Эмма поежилась. В доме было холодно – Пит, уходя, не сообразил включить отопление. Кроме того, у нее затекли спина и ноги. Наконец она заставила себя подняться, пошла в ванную и умылась.
Из зеркала на нее смотрела женщина с красными пятнами на лице. Женщина, которая выглядела совсем молодой, если судить по бледной коже, слегка тронутой загаром, и отсутствию морщин, но которой можно было дать тысячу лет, если заглянуть в ее заплаканные, тоскующие глаза.
Эмма заставила себя немного подкраситься – ей не хотелось выглядеть плохо, когда придет Пит. Нельзя заставлять его страдать и переживать только потому, что она в очередной раз не сумела забеременеть. Впрочем, иногда она сомневалась, правильно ли делает, что скрывает все от него.
На всякий случай Эмма выпила таблетку забытого матерью валиума. Немного погодя она почувствовала себя лучше и даже сунула груду грязной одежды в стиральную машину.
Когда послышался звук открываемой двери, Эмма сидела в кресле, свернувшись калачиком.
– Я пришел, радость моя! Где ты?
– В гостиной.
Через секунду он уже стоял в дверях.
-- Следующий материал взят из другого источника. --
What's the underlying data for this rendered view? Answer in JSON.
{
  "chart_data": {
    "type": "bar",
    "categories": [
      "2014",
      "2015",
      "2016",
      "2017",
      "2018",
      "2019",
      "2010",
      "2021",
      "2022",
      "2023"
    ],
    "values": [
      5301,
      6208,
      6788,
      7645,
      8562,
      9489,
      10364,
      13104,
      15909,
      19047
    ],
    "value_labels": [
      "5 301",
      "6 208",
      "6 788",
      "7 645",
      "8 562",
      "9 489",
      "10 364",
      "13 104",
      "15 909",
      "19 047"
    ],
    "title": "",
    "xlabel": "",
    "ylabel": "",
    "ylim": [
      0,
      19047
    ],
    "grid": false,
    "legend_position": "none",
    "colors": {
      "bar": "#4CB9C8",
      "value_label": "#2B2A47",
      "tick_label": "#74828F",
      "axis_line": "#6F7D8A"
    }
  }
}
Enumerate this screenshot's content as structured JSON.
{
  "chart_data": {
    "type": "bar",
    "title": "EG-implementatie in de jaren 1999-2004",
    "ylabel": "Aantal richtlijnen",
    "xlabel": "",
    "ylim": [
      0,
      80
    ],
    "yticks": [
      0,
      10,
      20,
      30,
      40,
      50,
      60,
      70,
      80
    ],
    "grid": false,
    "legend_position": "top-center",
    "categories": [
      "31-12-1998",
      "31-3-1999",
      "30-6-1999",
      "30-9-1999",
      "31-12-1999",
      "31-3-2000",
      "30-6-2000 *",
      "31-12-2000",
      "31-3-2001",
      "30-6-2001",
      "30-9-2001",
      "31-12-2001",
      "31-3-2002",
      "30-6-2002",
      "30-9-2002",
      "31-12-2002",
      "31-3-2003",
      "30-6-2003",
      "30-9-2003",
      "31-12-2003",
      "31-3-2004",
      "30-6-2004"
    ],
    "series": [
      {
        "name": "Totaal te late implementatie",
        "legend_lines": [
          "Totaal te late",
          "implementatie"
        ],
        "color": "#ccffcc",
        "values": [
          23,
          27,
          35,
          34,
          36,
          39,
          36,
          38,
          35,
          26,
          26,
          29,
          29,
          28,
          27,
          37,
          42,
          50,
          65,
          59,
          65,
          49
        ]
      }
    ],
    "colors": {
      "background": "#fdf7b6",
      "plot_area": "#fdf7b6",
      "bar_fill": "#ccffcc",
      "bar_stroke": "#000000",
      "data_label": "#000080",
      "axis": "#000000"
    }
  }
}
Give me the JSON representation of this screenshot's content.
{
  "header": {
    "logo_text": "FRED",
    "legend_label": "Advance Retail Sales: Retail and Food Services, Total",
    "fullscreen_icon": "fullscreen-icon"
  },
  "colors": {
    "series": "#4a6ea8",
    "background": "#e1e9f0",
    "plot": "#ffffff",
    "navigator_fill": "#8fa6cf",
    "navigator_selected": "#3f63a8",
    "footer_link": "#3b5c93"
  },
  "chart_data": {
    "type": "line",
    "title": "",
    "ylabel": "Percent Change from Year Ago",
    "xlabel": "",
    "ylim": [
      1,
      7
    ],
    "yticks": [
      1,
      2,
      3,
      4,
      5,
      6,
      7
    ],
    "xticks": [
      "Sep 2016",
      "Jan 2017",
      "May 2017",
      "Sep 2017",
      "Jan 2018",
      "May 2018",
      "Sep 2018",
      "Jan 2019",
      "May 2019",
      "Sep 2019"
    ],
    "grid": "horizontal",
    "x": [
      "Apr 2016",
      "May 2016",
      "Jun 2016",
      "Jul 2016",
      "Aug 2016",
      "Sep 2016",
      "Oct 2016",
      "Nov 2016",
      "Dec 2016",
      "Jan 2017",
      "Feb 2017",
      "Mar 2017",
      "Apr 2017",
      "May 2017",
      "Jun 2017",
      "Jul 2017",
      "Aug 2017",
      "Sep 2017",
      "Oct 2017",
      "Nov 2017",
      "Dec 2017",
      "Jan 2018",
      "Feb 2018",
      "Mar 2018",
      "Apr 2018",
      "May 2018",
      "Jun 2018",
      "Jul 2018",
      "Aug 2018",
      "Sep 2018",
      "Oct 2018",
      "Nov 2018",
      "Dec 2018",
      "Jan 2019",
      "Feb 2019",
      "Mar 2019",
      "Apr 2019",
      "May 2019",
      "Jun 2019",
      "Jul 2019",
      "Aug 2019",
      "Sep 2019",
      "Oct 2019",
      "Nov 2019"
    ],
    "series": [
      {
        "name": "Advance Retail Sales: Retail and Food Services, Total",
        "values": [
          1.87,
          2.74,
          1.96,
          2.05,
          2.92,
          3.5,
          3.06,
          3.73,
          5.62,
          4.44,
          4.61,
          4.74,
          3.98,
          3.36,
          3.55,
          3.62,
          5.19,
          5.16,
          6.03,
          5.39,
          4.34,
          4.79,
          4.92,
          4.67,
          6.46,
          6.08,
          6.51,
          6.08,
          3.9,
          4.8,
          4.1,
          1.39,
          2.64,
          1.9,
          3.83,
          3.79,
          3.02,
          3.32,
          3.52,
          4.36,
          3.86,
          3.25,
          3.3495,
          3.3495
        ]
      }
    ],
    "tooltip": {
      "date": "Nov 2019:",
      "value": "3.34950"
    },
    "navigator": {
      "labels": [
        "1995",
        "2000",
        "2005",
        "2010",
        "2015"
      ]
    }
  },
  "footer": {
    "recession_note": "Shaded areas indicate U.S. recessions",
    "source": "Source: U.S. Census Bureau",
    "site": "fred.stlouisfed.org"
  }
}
Короткие темные волосы, открытое лицо с широко расставленными смеющимися глазами. Его честная улыбка была так привлекательна, что многие женщины, менеджеры офисов, заказывали куда больше канцелярских товаров, чем собирались, только потому, что Пит им так посоветовал. Надо сказать, он всегда давал дельные советы. Пит Шеридан был врожденным джентльменом – добрым, отзывчивым, любящим детей и животных. Он никогда не жульничал в расходах и ни за что не ушел бы из магазина со сдачей с двадцатки, если дал кассиру только десять долларов.